Optimisation of owl:sameAs
¶
What’s in this document?
The OWL same as optimisation uses the OWL owl:sameAs
property to create an equivalence class between two nodes of an RDF graph. An equivalence class has the following properties:
- Reflexivity, i.e. A -> A
- Symmetricity, i.e. if A -> B then B -> A
- Transitivity, i.e. if A -> B and B -> C then A -> C
Instead of using simple rules and axioms for owl:sameAs
(actually 2 axioms that state that it is Symmetric and Transitive), GraphDB offers an effective non-rule implementation, i.e. the owl:sameAs
support is hard-coded. The rules are commented out in the PIE
files and are left only as a reference.
In GraphDB, the equivalence class is represented with a single node, thus avoiding the explosion of all N^2 owl:sameAs
statements and instead, storing the members of the equivalence class in a separate structure. In this way, the ID of the equivalence class can be used as an ordinary node, which eliminates the need to copy statements by subject, predicate and object. So, all these copies are replaced by a single statement.
There is no restriction how to chose this single statement that will represent the class as a whole. It is the first node that enters the class. After creating such a class, all statements with nodes from this class are altered to use the class representative. These statements also participate in the inference.
The equivalence classes may grow when more owl:sameAs
statements containing nodes from the class are added to the repository. Every time you add a new owl:sameAs
statement linking two classes, they merge into a single class.

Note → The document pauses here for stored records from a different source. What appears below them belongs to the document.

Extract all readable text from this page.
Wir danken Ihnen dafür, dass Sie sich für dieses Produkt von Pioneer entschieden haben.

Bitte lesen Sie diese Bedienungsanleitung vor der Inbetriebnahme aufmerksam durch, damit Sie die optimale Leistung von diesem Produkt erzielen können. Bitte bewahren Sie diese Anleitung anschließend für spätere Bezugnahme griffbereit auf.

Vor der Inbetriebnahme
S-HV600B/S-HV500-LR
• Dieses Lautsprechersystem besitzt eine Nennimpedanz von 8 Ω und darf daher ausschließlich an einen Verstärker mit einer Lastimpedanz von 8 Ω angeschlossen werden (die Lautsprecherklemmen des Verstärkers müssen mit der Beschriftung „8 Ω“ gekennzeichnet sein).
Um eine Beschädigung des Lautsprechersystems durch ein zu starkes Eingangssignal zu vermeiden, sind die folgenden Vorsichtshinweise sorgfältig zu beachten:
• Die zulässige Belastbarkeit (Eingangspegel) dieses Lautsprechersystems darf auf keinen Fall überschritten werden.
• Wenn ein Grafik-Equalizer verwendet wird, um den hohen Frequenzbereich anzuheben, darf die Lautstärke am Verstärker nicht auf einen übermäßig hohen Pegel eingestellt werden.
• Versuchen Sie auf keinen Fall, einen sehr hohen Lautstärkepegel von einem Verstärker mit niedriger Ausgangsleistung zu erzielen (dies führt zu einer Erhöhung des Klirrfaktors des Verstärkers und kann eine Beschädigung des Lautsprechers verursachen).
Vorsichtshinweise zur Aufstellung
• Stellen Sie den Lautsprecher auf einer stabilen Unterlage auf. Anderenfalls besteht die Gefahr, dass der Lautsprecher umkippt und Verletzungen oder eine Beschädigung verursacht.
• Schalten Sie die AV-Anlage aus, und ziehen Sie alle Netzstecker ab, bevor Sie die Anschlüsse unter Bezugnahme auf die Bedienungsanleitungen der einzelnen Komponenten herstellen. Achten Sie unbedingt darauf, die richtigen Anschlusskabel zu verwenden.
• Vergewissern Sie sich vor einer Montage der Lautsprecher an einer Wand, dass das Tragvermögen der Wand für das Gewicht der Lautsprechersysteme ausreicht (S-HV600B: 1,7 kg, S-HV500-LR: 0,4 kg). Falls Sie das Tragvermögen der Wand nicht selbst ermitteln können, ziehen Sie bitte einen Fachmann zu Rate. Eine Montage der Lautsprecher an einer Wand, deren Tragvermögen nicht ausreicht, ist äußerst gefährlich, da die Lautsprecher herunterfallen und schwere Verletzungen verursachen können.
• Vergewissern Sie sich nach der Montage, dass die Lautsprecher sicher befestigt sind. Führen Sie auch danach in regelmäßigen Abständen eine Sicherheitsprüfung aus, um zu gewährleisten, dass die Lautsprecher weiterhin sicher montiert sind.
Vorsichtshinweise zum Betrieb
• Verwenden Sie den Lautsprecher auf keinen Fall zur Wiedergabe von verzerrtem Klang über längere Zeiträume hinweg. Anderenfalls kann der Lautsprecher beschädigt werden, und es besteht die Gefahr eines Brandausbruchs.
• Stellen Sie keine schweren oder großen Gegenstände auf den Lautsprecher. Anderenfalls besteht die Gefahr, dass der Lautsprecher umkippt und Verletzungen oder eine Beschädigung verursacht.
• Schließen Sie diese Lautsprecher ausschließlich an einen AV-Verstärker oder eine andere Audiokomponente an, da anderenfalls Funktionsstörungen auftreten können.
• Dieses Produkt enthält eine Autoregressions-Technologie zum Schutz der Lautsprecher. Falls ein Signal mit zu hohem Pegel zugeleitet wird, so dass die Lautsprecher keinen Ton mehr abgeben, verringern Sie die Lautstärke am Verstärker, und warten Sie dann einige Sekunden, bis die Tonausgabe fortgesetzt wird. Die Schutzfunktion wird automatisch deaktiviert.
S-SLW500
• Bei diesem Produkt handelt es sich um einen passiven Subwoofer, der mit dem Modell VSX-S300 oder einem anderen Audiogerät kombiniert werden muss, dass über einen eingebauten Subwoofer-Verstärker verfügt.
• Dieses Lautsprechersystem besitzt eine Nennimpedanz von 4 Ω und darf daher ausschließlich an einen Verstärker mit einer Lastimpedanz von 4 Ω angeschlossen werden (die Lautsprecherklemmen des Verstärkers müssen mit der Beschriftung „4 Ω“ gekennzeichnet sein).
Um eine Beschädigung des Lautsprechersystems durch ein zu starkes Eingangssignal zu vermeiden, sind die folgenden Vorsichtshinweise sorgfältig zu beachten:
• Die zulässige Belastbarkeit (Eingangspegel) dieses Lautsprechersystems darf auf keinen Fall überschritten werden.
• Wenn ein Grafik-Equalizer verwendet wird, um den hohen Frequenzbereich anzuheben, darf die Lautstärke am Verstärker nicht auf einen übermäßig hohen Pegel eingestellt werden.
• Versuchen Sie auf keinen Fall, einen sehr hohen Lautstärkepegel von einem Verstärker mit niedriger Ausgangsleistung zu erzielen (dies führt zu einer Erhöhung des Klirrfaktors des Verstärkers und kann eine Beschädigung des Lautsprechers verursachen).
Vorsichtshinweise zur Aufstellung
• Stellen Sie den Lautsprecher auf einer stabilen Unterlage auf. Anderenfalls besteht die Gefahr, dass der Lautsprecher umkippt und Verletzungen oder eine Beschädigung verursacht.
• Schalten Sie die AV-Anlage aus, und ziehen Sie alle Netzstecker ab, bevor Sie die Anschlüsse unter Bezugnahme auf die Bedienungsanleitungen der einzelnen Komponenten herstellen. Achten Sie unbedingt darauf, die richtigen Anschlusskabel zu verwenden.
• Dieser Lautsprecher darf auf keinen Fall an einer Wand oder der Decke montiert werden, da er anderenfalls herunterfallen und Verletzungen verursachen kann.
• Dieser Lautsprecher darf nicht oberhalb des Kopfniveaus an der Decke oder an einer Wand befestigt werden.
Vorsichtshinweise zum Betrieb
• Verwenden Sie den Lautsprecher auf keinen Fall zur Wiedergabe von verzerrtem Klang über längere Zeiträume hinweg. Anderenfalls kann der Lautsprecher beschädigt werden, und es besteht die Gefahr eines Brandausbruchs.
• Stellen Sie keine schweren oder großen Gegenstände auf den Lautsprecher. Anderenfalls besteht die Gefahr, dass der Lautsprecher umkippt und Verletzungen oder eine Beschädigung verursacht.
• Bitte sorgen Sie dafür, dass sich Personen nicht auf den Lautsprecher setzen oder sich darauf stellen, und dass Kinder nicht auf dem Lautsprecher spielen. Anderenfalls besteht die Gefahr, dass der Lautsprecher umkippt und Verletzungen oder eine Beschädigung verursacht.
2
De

During query evaluation, GraphDB uses a kind of backward-chaining by enumerating equivalent URIs, thus guaranteeing the completeness of the inference and query results. It takes special care to ensure that this optimization does not hinder the ability to distinguish between explicit and implicit statements.
Removing owl:sameAs
statements¶
When removing owl:sameAs
statements from the repository, some nodes may remain detached from the class they belong to, the class may split into two or more classes, or may disappear altogether. To determine the behaviour of the classes in each particular case, you should track what the original owl:sameAs
statements were and which of them remain in the repository. All statements coming from the user (either through a SPARQL query or through the RDF4J API) are marked as explicit and every statement derived from them during inference is marked as inferred. So, by knowing which are the remaining explicit owl:sameAs
statements, you can rebuild the equivalence classes.
Note
It is not necessary to rebuild all the classes but only the ones that were referred to by the removed owl:sameAs
statements.
When nodes are removed from classes or when classes split or disappear, the new classes (or the removal of classes) yield new representatives. So, statements using the old representatives should be replaced with statements using the new ones. This is also achieved by knowing which statements are explicit. The representative statements (i.e., statements that use representative nodes) are flagged as a special type of statements that may cease to exist after making changes to the equivalence classes. In order to make new representative statements, you should use the explicit statements and the new state of the equivalence classes (e.g., it is not necessary to process all statements when only a single equivalence class has been changed). The specific thing here is that the representative statements, although being volatile, are visible to the SPARQL queries and to the inferencer, whereas the explicit statements that use nodes from the equivalence classes remain invisible and are only used for rebuilding the representative statements.
Disabling the owl:sameAs
support¶
By default, the owl:sameAs
support is enabled in all rulesets except for empty``(without inference). However, disabling the ``owl:sameAs
behaviour may be beneficial in some cases. For example, it can save you time or you may want to visualize your data without the statements generated by owl:sameAs
in queries or inferences of such statements.
To disable owl:sameAs
, use:
- (for individual queries)
FROM onto:disable-sameAs
system graph; - (for the whole repository) the
disable-sameAs
configuration parameter (boolean, defaults to ‘false’). This disables all inference.
Disabling owl:sameAs
by query does not remove the inference that have taken place because of owl:sameAs
.
Consider the following example:
PREFIX owl: <http://www.w3.org/2002/07/owl#>
INSERT DATA {
<urn:A> owl:sameAs <urn:B> .
<urn:A> a <urn:Class1> .
<urn:B> a <urn:Class2> .
}
This leads to <urn:A>
and <urn:B>
being instances of the intersection of the two classes:
PREFIX : <http://test.com/>
PREFIX owl: <http://www.w3.org/2002/07/owl#>
INSERT DATA {
:Intersection owl:intersectionOf (<urn:Class1> <urn:Class2>) .
}
If you query what instances the intersection has:
PREFIX : <http://test.com/>
SELECT * {
?s a :Intersection .
}
the response will be: <urn:A>
and <urn:B>
. Using FROM onto:disable-sameAs
returns only the equivalence class representative (e.g., <urn:A>)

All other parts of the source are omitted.